John G Posted November 4, 1999 Posted November 4, 1999 Did you get a reason why they want to switch back to a strandard IRA? It seems the conversion would reduce the taxable estate by perhaps 200K which reduces estate taxes by about 90K. The "credit" from estate taxes not paid would reduce the effective tax rate for the conversion and very likely place it below the marginal rate of the heirs. Too bad your client didn't start writing $10,000 gift checks to reduce the estate size. At age 80+ that would have been a reasonable stategy.
BPickerCPA Posted November 4, 1999 Posted November 4, 1999 Would you care to explain how her income was kept under $100K. It sounds like her required distribution, which would have had to be taken prior to the conversion, would put her close to that number. Then there's social security. Was all her other income from tax free sources? Barry Picker, CPA/PFS, CFP New York, NY www.BPickerCPA.com
Guest PaulW Posted November 5, 1999 Posted November 5, 1999 To John G. - a) the heirs thought about this as a possibility since it would save some outlay of taxes at the present time. As you point out, the net cost of a Roth conversion in these circumstances is substantially reduced by the reduction of the taxable estate. b) She has been giving $10,000 per person, per year to all of her heirs for some time. To B. Picker - She was barely under the $100,000 limit for a Roth conversion, since almost all of her other investments were tax-free bonds. She also took a $3,000 capital loss on some securities.
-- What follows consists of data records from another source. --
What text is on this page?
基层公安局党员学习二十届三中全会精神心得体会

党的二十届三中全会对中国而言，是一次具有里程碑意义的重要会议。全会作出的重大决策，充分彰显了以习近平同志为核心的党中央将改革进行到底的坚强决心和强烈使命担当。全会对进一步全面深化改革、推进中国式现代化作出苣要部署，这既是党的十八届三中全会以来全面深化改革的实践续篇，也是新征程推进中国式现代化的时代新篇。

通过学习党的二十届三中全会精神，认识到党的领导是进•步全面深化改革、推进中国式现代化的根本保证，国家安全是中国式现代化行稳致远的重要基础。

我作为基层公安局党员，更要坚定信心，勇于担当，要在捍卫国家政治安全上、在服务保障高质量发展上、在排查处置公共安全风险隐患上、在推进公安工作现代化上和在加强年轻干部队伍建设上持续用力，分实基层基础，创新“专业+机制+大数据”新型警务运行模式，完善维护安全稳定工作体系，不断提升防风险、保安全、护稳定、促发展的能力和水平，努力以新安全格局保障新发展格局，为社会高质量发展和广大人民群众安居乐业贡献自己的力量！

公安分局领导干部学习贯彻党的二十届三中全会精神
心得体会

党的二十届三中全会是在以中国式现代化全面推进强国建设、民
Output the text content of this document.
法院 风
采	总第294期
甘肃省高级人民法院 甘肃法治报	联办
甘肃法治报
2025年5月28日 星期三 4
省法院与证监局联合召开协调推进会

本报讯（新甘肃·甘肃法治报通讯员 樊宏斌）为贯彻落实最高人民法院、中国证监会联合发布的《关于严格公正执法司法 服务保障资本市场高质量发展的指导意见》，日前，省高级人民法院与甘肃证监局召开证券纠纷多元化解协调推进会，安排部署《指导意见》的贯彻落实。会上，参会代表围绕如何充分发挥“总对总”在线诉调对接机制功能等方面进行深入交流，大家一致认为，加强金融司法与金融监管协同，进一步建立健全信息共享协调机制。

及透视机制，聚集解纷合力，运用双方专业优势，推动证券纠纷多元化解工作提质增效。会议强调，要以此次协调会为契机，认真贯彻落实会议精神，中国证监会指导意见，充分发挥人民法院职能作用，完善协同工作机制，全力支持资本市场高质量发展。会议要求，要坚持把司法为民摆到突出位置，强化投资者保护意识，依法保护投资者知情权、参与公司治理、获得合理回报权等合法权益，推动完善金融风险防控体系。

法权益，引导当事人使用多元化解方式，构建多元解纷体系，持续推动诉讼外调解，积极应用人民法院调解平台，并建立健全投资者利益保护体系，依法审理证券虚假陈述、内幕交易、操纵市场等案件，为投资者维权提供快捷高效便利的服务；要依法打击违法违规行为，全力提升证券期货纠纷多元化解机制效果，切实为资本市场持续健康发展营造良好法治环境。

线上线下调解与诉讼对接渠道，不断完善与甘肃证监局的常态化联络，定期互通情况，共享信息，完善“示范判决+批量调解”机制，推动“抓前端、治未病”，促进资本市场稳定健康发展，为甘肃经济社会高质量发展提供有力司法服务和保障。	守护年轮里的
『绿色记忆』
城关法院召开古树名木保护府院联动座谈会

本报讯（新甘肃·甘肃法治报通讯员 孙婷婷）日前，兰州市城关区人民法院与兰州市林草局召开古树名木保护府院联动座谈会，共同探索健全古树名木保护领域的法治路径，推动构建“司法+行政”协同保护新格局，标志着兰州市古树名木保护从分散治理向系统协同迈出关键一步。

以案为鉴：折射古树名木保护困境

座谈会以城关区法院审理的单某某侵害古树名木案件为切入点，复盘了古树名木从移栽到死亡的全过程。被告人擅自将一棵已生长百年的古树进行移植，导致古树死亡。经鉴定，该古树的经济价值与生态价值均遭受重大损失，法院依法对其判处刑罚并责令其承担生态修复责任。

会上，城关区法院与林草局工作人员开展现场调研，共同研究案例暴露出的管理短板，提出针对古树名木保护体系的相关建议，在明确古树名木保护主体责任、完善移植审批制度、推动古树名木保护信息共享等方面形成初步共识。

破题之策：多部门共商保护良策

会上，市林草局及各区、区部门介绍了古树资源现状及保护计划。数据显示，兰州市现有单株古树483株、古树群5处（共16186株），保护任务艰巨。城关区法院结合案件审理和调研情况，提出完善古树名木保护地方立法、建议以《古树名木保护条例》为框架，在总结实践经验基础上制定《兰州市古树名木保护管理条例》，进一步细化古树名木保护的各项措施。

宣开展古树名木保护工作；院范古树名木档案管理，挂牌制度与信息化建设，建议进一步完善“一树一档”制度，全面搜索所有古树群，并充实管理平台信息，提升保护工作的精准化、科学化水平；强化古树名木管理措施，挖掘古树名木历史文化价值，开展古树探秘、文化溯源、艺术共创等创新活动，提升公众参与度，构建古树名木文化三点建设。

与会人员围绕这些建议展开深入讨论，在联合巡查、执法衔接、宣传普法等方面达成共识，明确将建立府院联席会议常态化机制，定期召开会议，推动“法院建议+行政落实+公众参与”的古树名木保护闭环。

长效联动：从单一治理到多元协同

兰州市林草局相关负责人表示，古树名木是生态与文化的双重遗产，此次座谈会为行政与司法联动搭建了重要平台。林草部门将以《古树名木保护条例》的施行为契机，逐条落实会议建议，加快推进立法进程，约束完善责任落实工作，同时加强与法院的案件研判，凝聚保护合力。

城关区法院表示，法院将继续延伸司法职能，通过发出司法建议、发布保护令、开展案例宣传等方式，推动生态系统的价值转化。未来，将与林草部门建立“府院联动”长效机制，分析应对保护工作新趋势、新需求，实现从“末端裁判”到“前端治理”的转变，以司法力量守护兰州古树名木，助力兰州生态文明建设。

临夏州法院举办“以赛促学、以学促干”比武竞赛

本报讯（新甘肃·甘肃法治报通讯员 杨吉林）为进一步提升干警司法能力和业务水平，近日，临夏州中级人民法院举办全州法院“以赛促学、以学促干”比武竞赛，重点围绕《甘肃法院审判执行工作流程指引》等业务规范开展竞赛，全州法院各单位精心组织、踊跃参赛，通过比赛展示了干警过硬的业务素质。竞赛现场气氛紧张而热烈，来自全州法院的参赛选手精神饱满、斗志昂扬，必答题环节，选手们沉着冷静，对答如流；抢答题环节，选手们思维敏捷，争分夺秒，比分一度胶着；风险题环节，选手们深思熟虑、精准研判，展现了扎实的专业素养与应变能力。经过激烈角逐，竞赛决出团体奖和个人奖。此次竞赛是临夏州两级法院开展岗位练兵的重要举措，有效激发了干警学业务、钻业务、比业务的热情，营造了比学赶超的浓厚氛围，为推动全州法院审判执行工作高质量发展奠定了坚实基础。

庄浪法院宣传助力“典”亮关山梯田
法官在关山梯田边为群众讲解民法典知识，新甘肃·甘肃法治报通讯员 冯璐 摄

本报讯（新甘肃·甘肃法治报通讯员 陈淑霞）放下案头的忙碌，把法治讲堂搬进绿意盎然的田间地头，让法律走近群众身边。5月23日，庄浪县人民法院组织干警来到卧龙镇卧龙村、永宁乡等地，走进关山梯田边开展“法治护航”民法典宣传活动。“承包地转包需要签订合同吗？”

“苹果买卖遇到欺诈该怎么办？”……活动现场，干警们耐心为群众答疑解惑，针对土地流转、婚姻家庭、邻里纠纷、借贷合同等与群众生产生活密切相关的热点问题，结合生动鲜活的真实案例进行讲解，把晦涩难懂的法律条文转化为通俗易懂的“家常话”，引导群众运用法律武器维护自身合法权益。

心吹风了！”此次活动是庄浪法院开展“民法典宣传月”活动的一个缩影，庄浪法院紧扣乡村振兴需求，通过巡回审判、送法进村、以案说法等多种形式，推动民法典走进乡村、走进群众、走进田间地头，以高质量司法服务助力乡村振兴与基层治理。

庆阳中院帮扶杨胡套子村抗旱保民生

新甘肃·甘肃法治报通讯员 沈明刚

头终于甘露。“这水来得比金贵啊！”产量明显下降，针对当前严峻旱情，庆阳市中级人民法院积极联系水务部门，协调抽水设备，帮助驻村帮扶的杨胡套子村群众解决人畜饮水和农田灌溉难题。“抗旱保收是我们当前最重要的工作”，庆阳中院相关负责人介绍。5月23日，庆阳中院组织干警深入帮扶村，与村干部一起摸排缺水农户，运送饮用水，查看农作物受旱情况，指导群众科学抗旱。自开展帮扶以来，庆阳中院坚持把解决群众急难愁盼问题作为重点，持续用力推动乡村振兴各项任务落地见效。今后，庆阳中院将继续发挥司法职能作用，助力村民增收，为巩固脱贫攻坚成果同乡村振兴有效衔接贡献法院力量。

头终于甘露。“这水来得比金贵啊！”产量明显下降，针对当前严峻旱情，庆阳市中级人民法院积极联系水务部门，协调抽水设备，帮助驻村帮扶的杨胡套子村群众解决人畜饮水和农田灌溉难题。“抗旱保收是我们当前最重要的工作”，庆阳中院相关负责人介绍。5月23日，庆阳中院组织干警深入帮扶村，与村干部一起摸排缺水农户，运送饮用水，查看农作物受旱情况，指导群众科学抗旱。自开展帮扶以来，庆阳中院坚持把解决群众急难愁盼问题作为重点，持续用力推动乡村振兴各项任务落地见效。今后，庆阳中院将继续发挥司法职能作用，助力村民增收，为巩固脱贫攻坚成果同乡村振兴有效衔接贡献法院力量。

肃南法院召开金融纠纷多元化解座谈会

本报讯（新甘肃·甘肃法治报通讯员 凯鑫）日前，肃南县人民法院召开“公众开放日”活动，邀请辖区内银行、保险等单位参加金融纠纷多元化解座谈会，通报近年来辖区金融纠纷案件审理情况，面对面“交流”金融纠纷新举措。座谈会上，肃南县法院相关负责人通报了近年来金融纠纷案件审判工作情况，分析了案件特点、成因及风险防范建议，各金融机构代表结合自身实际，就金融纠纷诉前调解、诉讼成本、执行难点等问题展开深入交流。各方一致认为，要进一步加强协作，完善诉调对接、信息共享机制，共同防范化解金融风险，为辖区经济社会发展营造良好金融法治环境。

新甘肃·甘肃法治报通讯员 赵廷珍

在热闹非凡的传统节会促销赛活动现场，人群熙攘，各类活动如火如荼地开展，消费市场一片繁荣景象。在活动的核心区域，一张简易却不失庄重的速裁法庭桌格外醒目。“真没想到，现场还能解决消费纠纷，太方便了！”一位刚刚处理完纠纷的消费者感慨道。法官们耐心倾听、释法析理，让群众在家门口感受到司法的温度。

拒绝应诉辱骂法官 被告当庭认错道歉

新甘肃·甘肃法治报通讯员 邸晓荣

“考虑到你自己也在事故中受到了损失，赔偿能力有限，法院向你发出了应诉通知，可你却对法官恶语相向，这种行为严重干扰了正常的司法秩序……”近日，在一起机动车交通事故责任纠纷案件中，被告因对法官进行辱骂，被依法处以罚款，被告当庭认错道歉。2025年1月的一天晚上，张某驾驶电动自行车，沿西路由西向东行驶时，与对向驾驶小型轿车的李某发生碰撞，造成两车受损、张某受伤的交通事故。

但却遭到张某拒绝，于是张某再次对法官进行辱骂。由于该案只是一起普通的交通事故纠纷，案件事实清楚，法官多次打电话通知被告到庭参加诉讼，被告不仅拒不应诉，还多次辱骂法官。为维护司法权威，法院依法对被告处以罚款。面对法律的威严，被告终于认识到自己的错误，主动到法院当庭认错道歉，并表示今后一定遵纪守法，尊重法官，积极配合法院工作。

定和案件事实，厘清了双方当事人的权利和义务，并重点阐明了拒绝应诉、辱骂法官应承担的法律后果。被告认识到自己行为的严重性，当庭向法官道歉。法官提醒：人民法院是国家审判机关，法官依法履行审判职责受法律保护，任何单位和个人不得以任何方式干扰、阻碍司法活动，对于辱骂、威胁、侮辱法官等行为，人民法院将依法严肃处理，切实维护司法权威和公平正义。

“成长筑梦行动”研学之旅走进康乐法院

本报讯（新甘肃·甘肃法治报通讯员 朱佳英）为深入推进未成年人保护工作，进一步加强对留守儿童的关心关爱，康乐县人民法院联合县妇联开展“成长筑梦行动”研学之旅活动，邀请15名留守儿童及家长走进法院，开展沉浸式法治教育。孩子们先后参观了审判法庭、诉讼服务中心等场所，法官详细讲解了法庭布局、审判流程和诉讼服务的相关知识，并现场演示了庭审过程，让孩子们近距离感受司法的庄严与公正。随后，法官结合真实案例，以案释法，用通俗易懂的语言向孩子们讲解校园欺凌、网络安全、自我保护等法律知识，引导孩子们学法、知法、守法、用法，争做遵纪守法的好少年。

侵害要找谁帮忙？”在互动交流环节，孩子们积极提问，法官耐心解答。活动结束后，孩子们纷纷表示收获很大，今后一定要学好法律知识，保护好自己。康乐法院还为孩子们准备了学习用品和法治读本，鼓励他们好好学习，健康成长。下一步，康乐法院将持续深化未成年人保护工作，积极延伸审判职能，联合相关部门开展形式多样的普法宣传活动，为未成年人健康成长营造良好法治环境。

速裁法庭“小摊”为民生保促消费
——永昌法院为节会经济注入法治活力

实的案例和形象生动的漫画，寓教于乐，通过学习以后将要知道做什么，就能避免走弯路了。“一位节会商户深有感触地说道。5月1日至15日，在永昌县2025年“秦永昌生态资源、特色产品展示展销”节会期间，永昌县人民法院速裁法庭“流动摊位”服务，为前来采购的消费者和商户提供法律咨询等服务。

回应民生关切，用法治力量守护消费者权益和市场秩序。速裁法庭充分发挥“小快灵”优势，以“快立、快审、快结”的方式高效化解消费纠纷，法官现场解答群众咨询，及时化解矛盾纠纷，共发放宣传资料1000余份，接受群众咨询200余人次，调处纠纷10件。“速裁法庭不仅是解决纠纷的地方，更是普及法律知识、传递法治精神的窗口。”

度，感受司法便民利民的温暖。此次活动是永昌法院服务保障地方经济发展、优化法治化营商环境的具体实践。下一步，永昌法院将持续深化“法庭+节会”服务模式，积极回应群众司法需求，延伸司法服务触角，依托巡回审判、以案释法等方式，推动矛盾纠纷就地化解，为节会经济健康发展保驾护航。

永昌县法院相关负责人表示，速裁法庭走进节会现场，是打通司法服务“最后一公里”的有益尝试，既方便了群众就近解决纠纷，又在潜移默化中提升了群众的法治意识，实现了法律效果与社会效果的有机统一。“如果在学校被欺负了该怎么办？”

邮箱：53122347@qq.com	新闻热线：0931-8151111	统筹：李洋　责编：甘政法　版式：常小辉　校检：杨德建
John G Posted November 5, 1999 Posted November 5, 1999 Advisability: further thoughts If there are many heirs, taking spread out distributions, with very low tax rates... then you might be able to craft a case the heirs might prefer a standard IRA. Remember to factor in the different state income tax treatment. The deceased and the heirs may live in states with different income tax rates. If everyone lives in the same state, then at first blush this would probably not be an issue... but what if the heirs plan to move to a no tax state such as Florida? You were absolutely right this is an "interesting situation".